Where are we going? To neighborhood names as brands.
Branding Neighborhoods
In downtown areas that have been gentrified, neighborhoods get new names. In San Francisco, there is SoMa (south of Market), in Oakland, NOBE (North Oakland, Berkeley and Emeryville), a section of Brooklyn became DUMBO (down under the Manhattan Bridge overpass) and instead of South Philly, we got Graduate Hospital.
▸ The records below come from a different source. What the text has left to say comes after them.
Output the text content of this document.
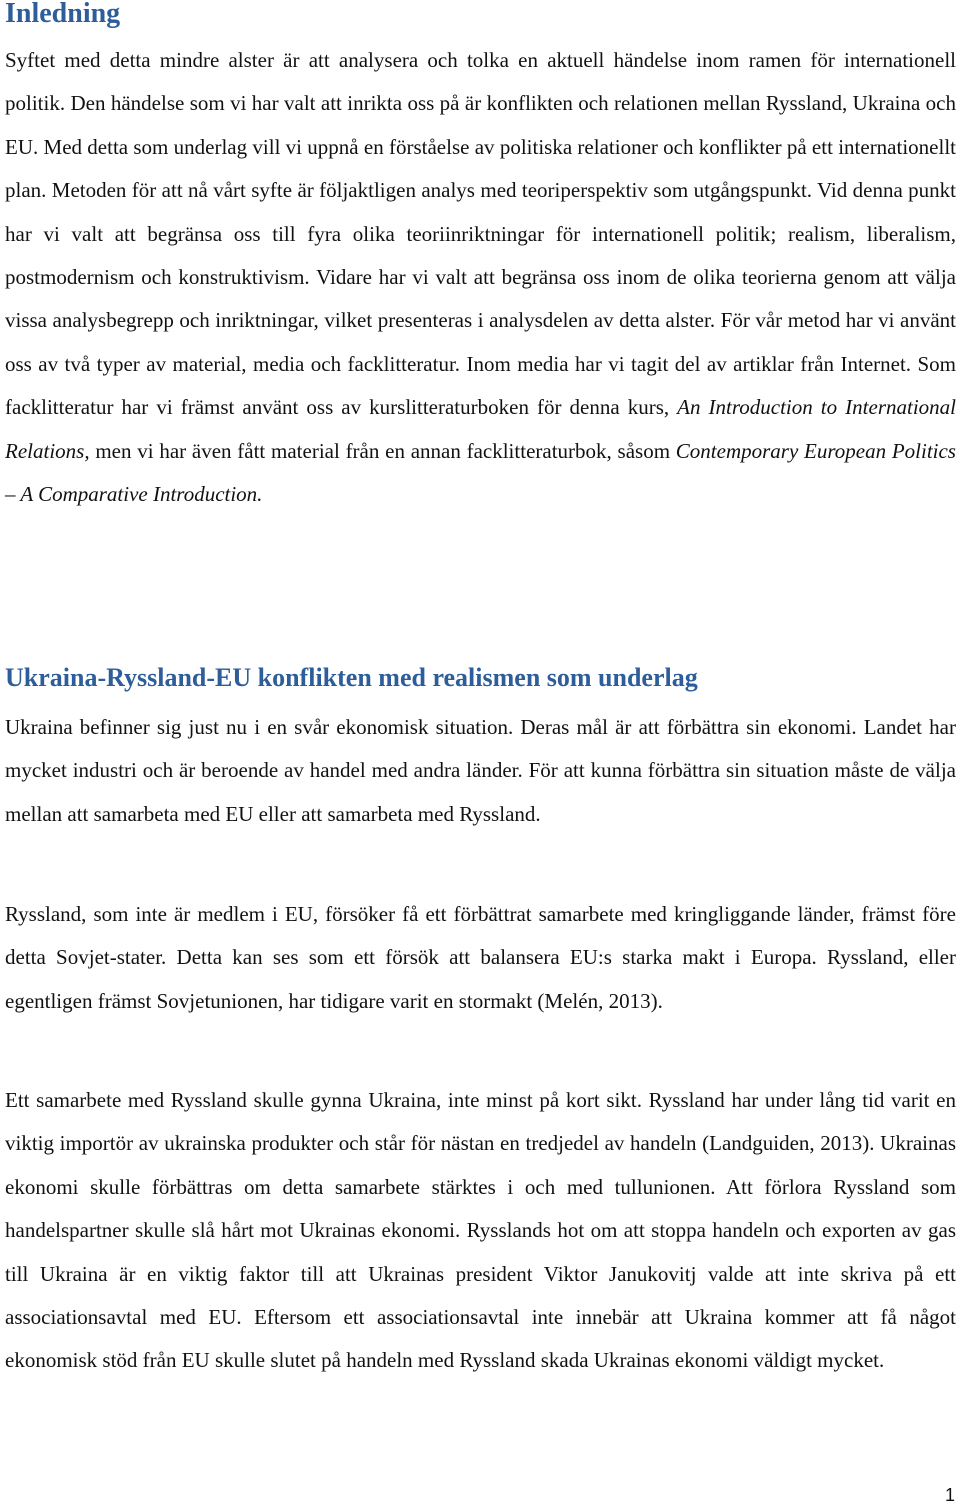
Inledning

Syftet med detta mindre alster är att analysera och tolka en aktuell händelse inom ramen för internationell politik. Den händelse som vi har valt att inrikta oss på är konflikten och relationen mellan Ryssland, Ukraina och EU. Med detta som underlag vill vi uppnå en förståelse av politiska relationer och konflikter på ett internationellt plan. Metoden för att nå vårt syfte är följaktligen analys med teoriperspektiv som utgångspunkt. Vid denna punkt har vi valt att begränsa oss till fyra olika teoriinriktningar för internationell politik; realism, liberalism, postmodernism och konstruktivism. Vidare har vi valt att begränsa oss inom de olika teorierna genom att välja vissa analysbegrepp och inriktningar, vilket presenteras i analysdelen av detta alster. För vår metod har vi använt oss av två typer av material, media och facklitteratur. Inom media har vi tagit del av artiklar från Internet. Som facklitteratur har vi främst använt oss av kurslitteraturboken för denna kurs, An Introduction to International Relations, men vi har även fått material från en annan facklitteraturbok, såsom Contemporary European Politics – A Comparative Introduction.

Ukraina-Ryssland-EU konflikten med realismen som underlag

Ukraina befinner sig just nu i en svår ekonomisk situation. Deras mål är att förbättra sin ekonomi. Landet har mycket industri och är beroende av handel med andra länder. För att kunna förbättra sin situation måste de välja mellan att samarbeta med EU eller att samarbeta med Ryssland.

Ryssland, som inte är medlem i EU, försöker få ett förbättrat samarbete med kringliggande länder, främst före detta Sovjet-stater. Detta kan ses som ett försök att balansera EU:s starka makt i Europa. Ryssland, eller egentligen främst Sovjetunionen, har tidigare varit en stormakt (Melén, 2013).

Ett samarbete med Ryssland skulle gynna Ukraina, inte minst på kort sikt. Ryssland har under lång tid varit en viktig importör av ukrainska produkter och står för nästan en tredjedel av handeln (Landguiden, 2013). Ukrainas ekonomi skulle förbättras om detta samarbete stärktes i och med tullunionen. Att förlora Ryssland som handelspartner skulle slå hårt mot Ukrainas ekonomi. Rysslands hot om att stoppa handeln och exporten av gas till Ukraina är en viktig faktor till att Ukrainas president Viktor Janukovitj valde att inte skriva på ett associationsavtal med EU. Eftersom ett associationsavtal inte innebär att Ukraina kommer att få något ekonomisk stöd från EU skulle slutet på handeln med Ryssland skada Ukrainas ekonomi väldigt mycket.

1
NY’s BoHo (Bowery below Houston) never made it:

But here is DUMBO:

The SoHo Story
In a recent paper, several scholars looked at SoHo (south of Houston–pronounced how-ston) through their history of Greene Street. It is a story that shows how a neighborhood name gets value.
Manhattan neighborhoods:
Greene Street/SoHo History:
Visiting Greene Street during the first half of the 19th century, we would have seen upscale businesses and homes. Occupied by a residential population of doctors, lawyers, craftsmen and merchants, the area was upper middle class. All changed though when the hotels and a theater that were built nearby attracted prostitution. As the brothels proliferated, the residents departed.
But by 1880, again we have a drastic change. The nightlife moves uptown, the city’s hat makers select Greene Street as a new home and the block regains value. It did not last, though, and, as firms moved uptown after 1910, the area deteriorated until some called it Hell’s Hundred Acres.
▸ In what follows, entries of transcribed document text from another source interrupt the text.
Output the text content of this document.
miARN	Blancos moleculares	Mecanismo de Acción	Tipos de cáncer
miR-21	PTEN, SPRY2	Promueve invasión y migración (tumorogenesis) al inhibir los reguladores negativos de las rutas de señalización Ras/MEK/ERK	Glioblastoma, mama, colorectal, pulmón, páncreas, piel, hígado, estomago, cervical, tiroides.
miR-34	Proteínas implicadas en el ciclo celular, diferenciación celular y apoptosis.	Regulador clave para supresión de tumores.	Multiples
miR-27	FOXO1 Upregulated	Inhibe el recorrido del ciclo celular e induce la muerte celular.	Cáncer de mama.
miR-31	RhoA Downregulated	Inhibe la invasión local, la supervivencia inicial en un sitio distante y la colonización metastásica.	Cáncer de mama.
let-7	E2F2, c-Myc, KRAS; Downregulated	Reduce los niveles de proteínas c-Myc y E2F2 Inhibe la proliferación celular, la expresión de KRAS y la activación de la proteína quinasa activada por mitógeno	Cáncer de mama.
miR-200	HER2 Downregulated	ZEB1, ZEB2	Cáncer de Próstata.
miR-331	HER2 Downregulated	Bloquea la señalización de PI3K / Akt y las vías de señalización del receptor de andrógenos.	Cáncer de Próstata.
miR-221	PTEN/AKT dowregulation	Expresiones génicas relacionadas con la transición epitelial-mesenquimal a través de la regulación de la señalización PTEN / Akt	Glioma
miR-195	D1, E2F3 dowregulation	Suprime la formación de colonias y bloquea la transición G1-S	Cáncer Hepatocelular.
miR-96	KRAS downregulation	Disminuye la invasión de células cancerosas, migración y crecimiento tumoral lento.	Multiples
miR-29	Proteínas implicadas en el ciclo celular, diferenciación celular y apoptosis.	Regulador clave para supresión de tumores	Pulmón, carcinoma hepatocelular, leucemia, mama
Our story’s happy ending starts during the 1960s. Illegally moving in, a growing number of NYC artists were attracted by the area’s empty high-ceilinged factories. Soon art galleries followed and then posh stores and museums. At the same time, an urban planner decided to call the 73 acre neighborhood SoHo.
Reflected by Greene Street, the value of SoHo real estate skyrocketed:

Our Bottom Line: The Value of a Brand
For upscale stores like Tiffany and Lululemon, a name encompasses a world of images, of quality and of higher prices that together achieve some product differentiation. Similarly, signaling gentrification, real estate agents rename neighborhoods. Whereas the old name might represent rundown buildings and crime, the new name becomes a competitive device designed to increase demand, buoy prices and distinguish the area from its competitors.
So yes, it might be wise for us to care about the name of our neighborhood.